I have a VPN setup; but how do I confirm my IPC has no web access?

Discussion in 'Networking' started by buckfast, Jul 16, 2019.

Share This Page

  1. buckfast

    buckfast Getting the hang of it

    Joined:
    Nov 24, 2016
    Messages:
    124
    Likes Received:
    15
    From reading the cliff notes, it is stated that the gateway address on IPCs should be left blank so that the cam cannot have internet access. Upon logging into my cam, I cant delete this address. Am I interpreting this correctly?

    Also, I have a VPN setup up on my home router, with a client installed on my android phone. When away from house, I can view the live feed from my cams when I activate the VPN client, and the feed drops when I close the VPN client.
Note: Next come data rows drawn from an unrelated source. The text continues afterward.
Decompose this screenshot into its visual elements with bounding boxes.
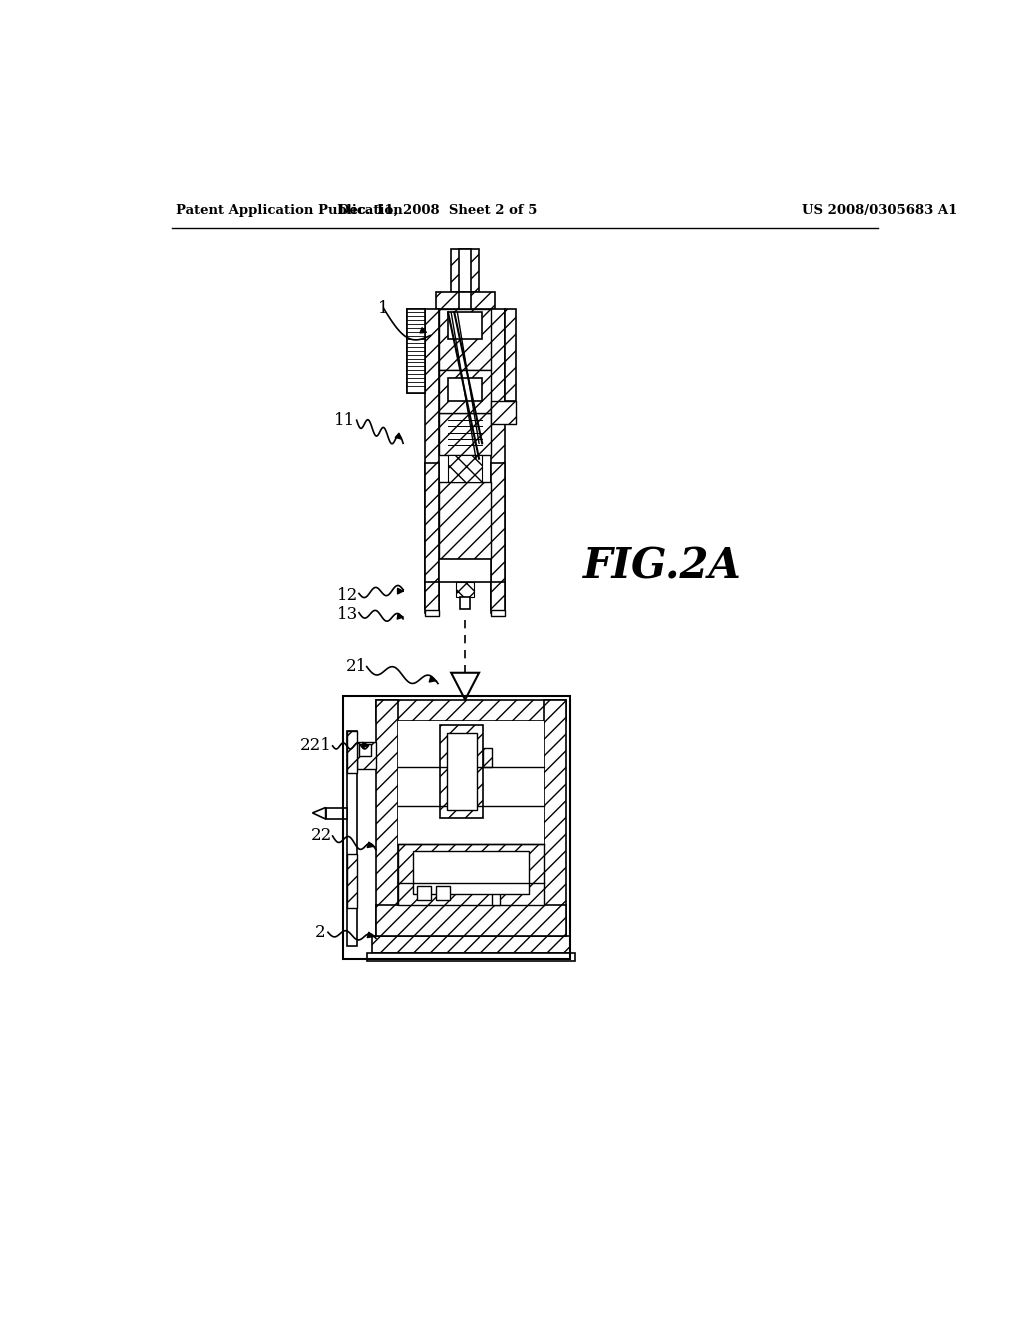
Text: 12: 12 <box>337 587 358 605</box>
Text: 2: 2 <box>315 924 326 941</box>
Bar <box>346 730 356 946</box>
Bar <box>417 886 431 900</box>
Bar <box>544 700 566 936</box>
Bar <box>376 906 566 936</box>
Bar <box>326 808 346 818</box>
Bar <box>438 482 492 558</box>
Bar <box>425 610 438 615</box>
Bar <box>359 744 371 756</box>
Bar <box>438 558 492 582</box>
Text: FIG.2A: FIG.2A <box>584 545 742 587</box>
Bar <box>346 854 356 908</box>
Bar <box>449 378 482 401</box>
Bar <box>397 721 544 906</box>
Bar <box>459 249 471 292</box>
Bar <box>407 309 425 393</box>
Text: 11: 11 <box>335 412 355 429</box>
Bar <box>376 700 566 721</box>
Bar <box>492 610 506 615</box>
Bar <box>372 936 569 953</box>
Bar <box>492 582 506 612</box>
Bar <box>346 730 356 774</box>
Bar <box>414 851 528 894</box>
Bar <box>456 582 474 597</box>
Bar <box>425 462 438 609</box>
Bar <box>461 597 470 609</box>
Text: US 2008/0305683 A1: US 2008/0305683 A1 <box>802 205 957 218</box>
Bar <box>438 309 492 370</box>
Text: Dec. 11, 2008  Sheet 2 of 5: Dec. 11, 2008 Sheet 2 of 5 <box>338 205 538 218</box>
Text: 221: 221 <box>300 738 332 755</box>
Bar <box>425 309 438 609</box>
Bar <box>425 582 438 612</box>
Bar <box>407 309 425 393</box>
Bar <box>435 292 495 309</box>
Bar <box>438 370 492 413</box>
Bar <box>367 953 575 961</box>
Bar <box>493 874 500 906</box>
Bar <box>397 843 544 906</box>
Bar <box>483 748 493 767</box>
Bar <box>446 733 477 810</box>
Bar <box>343 696 569 960</box>
Bar <box>438 412 492 455</box>
Polygon shape <box>312 808 326 818</box>
Bar <box>376 700 397 936</box>
Bar <box>449 313 482 339</box>
Bar <box>459 292 471 309</box>
Bar <box>449 455 482 482</box>
Bar <box>492 309 506 609</box>
Bar <box>492 401 516 424</box>
Bar <box>506 309 516 401</box>
Text: Patent Application Publication: Patent Application Publication <box>176 205 402 218</box>
Polygon shape <box>452 673 479 700</box>
Text: 21: 21 <box>346 659 368 675</box>
Text: 1: 1 <box>379 300 389 317</box>
Bar <box>492 462 506 609</box>
Bar <box>436 886 451 900</box>
Bar <box>356 742 376 770</box>
Bar <box>440 725 483 817</box>
Bar <box>452 249 479 292</box>
Text: 13: 13 <box>337 606 358 623</box>
Text: 22: 22 <box>311 828 333 845</box>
Does this mean that my network is relatively secure?

    Essentially what I am asking is how would you recommend somebody with only very basic networking knowledge to do a security level check on their system? Is there some methods to follow to verify for example, that I am not port forwarding (I dont think that I am) etc?


    Hope I am making some sense here. thanks
     
  2. alastairstevenson

    alastairstevenson Staff Member

    Joined:
    Oct 28, 2014
    Messages:
    11,223
    Likes Received:
    3,574
    Location:
    Scotland
    A quick and easy method is to use one of the many free services that attempt inbound access from the internet and show the results.
    Try the 'all service ports' option of ShieldsUp! for example : GRC | ShieldsUP! — Internet Vulnerability Profiling

    **edit** Also - access the cameras web GUI and the router web ADMIN and ensure that UPnP is not enabled.
     
    aristobrat, mat200 and buckfast like this.
  3. JNDATHP

    JNDATHP Pulling my weight

    Joined:
    Oct 16, 2018
    Messages:
    256
    Likes Received:
    178
    Location:
    USA
    Another way to determine if your camera has access to the Internet is to set the NTP (time service) to a public NTP server. Change the time in the camera to something that is noticeably wrong and set the NTP interval to its minimum, usually a minute. If it doesn’t change its time to the correct time, your camera is good.

    In my setup, all network services, including P2P and upnp are disabled. Only tcp/ip is enabled.
     
  4. civic17

    civic17 Getting the hang of it

    Joined:
    Dec 7, 2018
    Messages:
    87
    Likes Received:
    31
    Location:
    Canada
    Without internet access the cams can't do push alerts to the IDMSS app correct? Does enabling push alerts first have it push to dahua servers in china then to the phone app?
     
  5. mikeynags

    mikeynags Pulling my weight

    Joined:
    Mar 14, 2017
    Messages:
    183
    Likes Received:
    114
    Location:
    CT - the tax you to death state
    Push alerts should not be going to China. Is this iOS or Android?
     
  6. catcamstar

    catcamstar Getting comfortable

    Joined:
    Jan 28, 2018
    Messages:
    961
    Likes Received:
    583
    For push notifications to work, you need TCP/2195 (outbound!) open.
     
  7. civic17

    civic17 Getting the hang of it

    Joined:
    Dec 7, 2018
    Messages:
    87
    Likes Received:
    31
    Location:
    Canada
    How else would the app receive the alerts when you are not at home or if not connected to VPN?